Am Rande mokkadunkler Mooresflächen
Erzittern windzerzupfte Sommerflocken
Im stillen Moll versunk‘ner Kirchturmglocken.
Das Wolkenseidenmeer bezeugt Verbrechen.

Die Alten pflegten hier den Torf zu stechen,
Und was sie fanden, lässt den Atem stocken.
Im Geiste leg ich nun die Sümpfe trocken
Und höre nachts im Traum das Wollgras sprechen:

Wir woben seit Äonen Leichentücher
Aus unsren Toten - eure Opfer sanken,
Wir balsamierten sie im Erdfallwasser.

Wie lange wüten schon die Menschenhasser!
Ergründe deiner Brüder letzte Gedanken
Und lies vom Schmerz, gepresst in Blütenbüchern.
 

Bernd

Foren-Redakteur
Teammitglied
Hallo Artbeck Feierabend, herzlich Willkommen in der Leselupe!

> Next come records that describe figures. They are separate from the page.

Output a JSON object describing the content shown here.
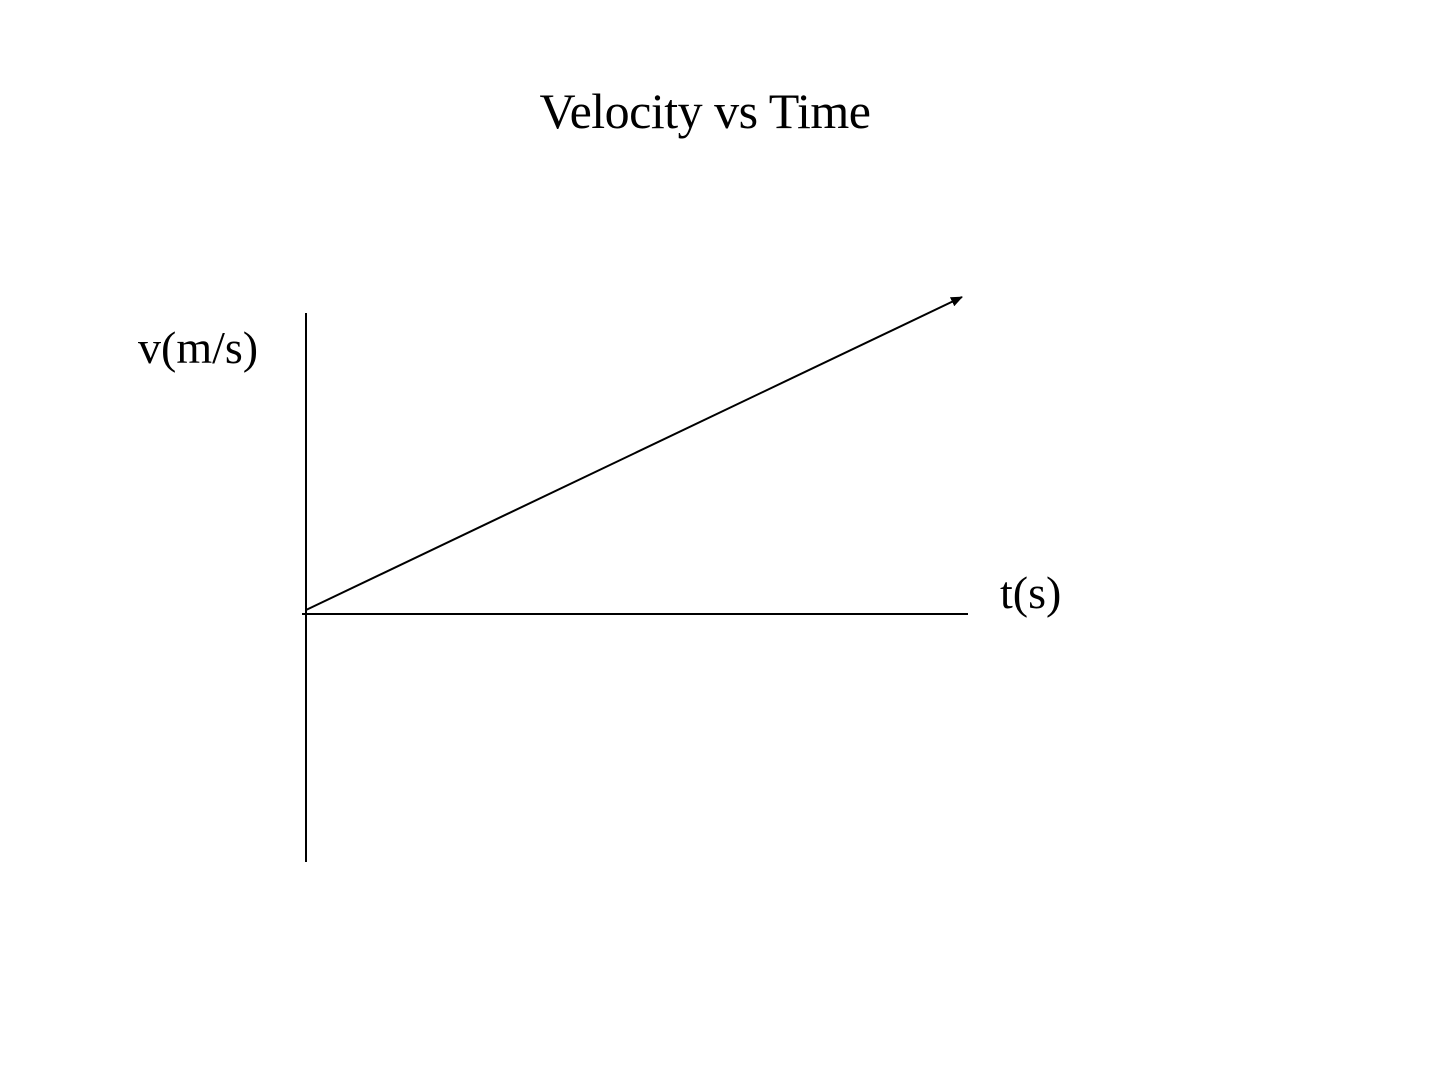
{
  "chart_data": {
    "type": "line",
    "title": "Velocity vs Time",
    "xlabel": "t(s)",
    "ylabel": "v(m/s)",
    "grid": false,
    "legend": "none",
    "axes_style": "origin-centered cross, no ticks, no tick labels",
    "series": [
      {
        "style": "straight line with arrowhead",
        "color": "#000000",
        "points": [
          [
            0,
            0
          ],
          [
            1,
            1
          ]
        ]
      }
    ]
  }
}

Schön, dass Du den Weg zu uns gefunden hast. Wir sind gespannt auf Deine weiteren Werke und freuen uns auf einen konstruktiven Austausch mit Dir.

Um Dir den Einstieg zu erleichtern, haben wir im 'Forum Lupanum' (unsere Plauderecke) einen Beitrag eingestellt, der sich in besonderem Maße an neue Mitglieder richtet. http://www.leselupe.de/lw/titel-Leitfaden-fuer-neue-Mitglieder-119339.htm

Ganz besonders wollen wir Dir auch die Seite mit den häufig gestellten Fragen ans Herz legen. http://www.leselupe.de/lw/service.php?action=faq

Kurz zum Werk: Ich denke, es ist ein guter Einstand für die Leselupe. Es ist ein trauriges Thema. Am schwächsten finde ich die Zeile mit den "Menschenhassern", weil es sehr abstrakt ist. Insgesamt ist die letzte Strophe eher eine Erklärung, die Moral von der Geschichte.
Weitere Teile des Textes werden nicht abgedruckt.